The draft bill would provide a new, separate chapter dedicated to transfer pricing in both corporate income tax and personal income tax Acts. Simultaneously, new key legal definitions would be introduced to limit potential misinterpretations, such as the definition of a “controlled transaction.”
Increase in threshold
Among the proposals is an increase in thresholds for controlled transactions covered by transfer pricing local documentation. Depending on the kind of transaction the threshold is PLN2m (for transactions such as the purchase or sell of intangibles or services, the lease of fixed assets etc.) or PLN10m (for transactions such as purchase or sell of tangibles, debt financing, guarantees etc.). However, the size of enterprise (party to the transaction) will no longer be relevant. Only the value of controlled transactions will determine the obligation to prepare the local transfer pricing documentation.

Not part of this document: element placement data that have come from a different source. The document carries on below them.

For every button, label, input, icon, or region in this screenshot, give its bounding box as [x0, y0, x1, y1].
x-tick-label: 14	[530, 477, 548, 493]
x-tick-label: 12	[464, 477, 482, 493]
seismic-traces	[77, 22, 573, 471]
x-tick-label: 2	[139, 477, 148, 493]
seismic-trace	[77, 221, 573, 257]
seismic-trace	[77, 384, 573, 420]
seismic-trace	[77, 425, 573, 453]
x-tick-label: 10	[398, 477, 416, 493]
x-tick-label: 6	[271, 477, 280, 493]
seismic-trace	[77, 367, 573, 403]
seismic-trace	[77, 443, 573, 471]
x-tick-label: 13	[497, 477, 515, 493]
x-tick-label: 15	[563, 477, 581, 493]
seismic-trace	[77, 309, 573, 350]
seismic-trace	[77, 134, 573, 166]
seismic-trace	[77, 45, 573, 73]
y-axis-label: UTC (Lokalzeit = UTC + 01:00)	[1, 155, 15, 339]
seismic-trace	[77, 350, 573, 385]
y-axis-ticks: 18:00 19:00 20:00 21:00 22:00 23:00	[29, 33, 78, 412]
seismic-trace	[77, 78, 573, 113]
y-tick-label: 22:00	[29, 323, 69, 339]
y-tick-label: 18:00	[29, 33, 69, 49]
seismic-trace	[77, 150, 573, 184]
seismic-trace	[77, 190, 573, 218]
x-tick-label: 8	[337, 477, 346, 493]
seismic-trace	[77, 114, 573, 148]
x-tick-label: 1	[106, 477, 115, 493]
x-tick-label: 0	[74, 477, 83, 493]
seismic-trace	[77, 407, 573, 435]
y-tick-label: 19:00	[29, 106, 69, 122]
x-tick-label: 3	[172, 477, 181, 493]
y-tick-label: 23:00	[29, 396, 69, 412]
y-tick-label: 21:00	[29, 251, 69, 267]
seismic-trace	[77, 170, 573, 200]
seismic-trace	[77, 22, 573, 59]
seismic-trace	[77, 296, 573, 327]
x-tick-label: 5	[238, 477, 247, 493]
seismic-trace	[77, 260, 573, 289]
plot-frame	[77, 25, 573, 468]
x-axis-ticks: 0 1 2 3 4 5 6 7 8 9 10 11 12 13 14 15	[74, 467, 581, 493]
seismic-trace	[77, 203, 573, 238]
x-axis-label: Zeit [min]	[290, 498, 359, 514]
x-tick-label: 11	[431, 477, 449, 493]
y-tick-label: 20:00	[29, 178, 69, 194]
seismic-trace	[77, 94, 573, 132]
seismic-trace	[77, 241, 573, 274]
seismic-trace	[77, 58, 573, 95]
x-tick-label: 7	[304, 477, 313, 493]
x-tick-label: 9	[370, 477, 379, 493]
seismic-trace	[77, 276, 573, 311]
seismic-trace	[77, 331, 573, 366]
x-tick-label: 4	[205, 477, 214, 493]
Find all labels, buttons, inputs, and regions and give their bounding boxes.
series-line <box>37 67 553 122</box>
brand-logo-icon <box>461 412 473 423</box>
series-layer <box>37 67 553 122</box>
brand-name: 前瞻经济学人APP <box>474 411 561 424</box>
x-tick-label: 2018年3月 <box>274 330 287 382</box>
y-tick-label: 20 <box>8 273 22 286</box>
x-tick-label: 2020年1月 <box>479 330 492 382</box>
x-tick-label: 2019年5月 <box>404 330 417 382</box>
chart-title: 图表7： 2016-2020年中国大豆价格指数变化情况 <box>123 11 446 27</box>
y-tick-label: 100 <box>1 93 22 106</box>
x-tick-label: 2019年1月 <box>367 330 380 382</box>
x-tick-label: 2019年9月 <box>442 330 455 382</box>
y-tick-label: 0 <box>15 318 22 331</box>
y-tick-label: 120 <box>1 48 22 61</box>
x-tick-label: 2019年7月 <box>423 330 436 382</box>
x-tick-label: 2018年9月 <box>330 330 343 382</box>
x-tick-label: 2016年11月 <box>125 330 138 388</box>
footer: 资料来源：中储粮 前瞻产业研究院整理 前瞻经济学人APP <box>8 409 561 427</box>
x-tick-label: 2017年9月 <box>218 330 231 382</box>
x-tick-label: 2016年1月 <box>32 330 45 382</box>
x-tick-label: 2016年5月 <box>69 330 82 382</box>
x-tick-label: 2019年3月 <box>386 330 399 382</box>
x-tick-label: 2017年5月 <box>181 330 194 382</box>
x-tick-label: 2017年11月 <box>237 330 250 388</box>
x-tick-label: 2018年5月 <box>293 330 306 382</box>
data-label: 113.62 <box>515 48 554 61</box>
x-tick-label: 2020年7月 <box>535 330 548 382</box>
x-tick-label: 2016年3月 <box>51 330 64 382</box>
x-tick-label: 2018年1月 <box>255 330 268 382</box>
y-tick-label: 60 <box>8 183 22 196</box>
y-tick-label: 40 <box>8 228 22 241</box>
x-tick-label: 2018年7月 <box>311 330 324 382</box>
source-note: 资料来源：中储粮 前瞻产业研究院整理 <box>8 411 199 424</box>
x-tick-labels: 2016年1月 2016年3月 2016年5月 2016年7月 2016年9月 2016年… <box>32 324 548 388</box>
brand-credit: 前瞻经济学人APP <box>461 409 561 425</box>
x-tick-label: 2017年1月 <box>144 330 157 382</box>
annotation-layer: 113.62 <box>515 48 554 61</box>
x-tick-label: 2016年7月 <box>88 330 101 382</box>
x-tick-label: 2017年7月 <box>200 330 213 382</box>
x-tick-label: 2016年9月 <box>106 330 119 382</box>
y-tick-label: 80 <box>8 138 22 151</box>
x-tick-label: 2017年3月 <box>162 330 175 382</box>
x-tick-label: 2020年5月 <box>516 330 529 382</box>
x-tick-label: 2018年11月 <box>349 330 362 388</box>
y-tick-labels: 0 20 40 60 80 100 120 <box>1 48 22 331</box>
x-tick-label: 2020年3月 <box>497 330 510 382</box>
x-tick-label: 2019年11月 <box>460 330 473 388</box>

Requirement of “master files”
Polish taxpayers, who are members of a group of related entities, need to have the “master file” documentation where the consolidated financial statement is being prepared and where the consolidated revenues exceed PLN200m in the previous year. The new regulation allows for the preparation of the “master file” by another group entity, and in English. However, the tax authorities may request a Polish version, which must be submitted within 30 days from the date of request. As a result, taxpayers will no longer be obliged to prepare the “master file” locally.
The individual elements of “local” and “master” files would slightly change to meet the OECD standards. An important change is the widening of transfer pricing methods, including valuation techniques, in addition to three standard transfer pricing methods and two profit transfer pricing methods allowed currently under the Polish law.
Change in deadlines
Deadlines for filing the local transfer pricing documentation will be extended by nine months, from the current three months; and by 12 months from tax year-end for filing the “master” file. It is to be noted that the entities preparing both “master” file and country-by-country report are obliged to provide the Head of National Tax Administration with the files by the end of the 12th month following the end of the tax year.
Transfer pricing forms such as CIT-TP and PIT-TP could be sent in electronic form.
Safe harbors and transfer pricing adjustments
At the same time, simplified settlements rules such as safe harbors for transactions related to loans and low value-added services would be introduced. Taxpayers who use safe harbors would need to obtain recognition of the transfer price as being at arm’s length. However, a few restrictive conditions limiting the use of safe harbors could be taken into consideration.
New regulations state that the transfer pricing adjustments could constitute taxable revenues or tax-deductible costs and should be recognized in the year to which they apply. However, a few restrictive conditions limiting the use of year-end adjustments could be applied.